Deadlines Are Your Friends

I’ve never particularly liked deadlines but they do seem to boost productivity. For example, I had from February 8th until March 8th to write approximately 2000 words for my writers’ group. After a couple of weeks, I came up with an idea for a story. I wrote about eight hundred words of the story. Then I let it sit until two nights before the deadline.

It sounds like I was just procrastinating and I’ll admit that there was a component of procrastination at work but there was also something else. I was trying to figure out how I was going to tell a story that I was beginning to suspect was more of a novella than a short story. It took the pressure of an impending deadline to trigger that last little bit of imagination that helped me to reimagine it as a short story.

A short story has less room to develop complex ideas. It is more like a sketch than a complete drawing. It takes advantage of stereotypes and other means of suggesting more detail than is actually there.
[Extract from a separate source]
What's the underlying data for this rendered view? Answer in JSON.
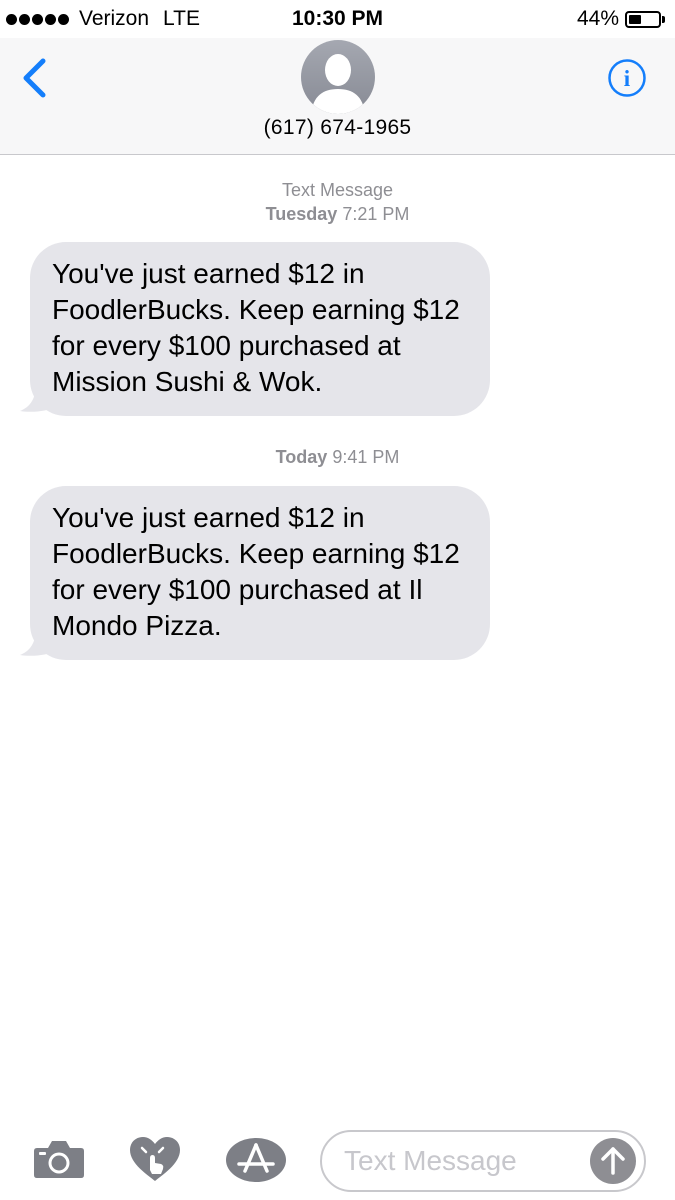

And the point is often some sort of twist that is clever but doesn’t result in any major change on the part of the protagonist.

So, two nights before the deadline, I finally figured out my twist. I wrote five hundred words that night and the rest the next. The story isn’t polished yet. That is the point of the writer’s group. I am looking for help to tease the most out of the story. But I did end up with a credible first draft and I credit the deadline with helping me to pull this juicy piece of bacon out of the fire.


Sweet dreams, don’t forget to tell the ones you love that you love them, and most important of all, be kind.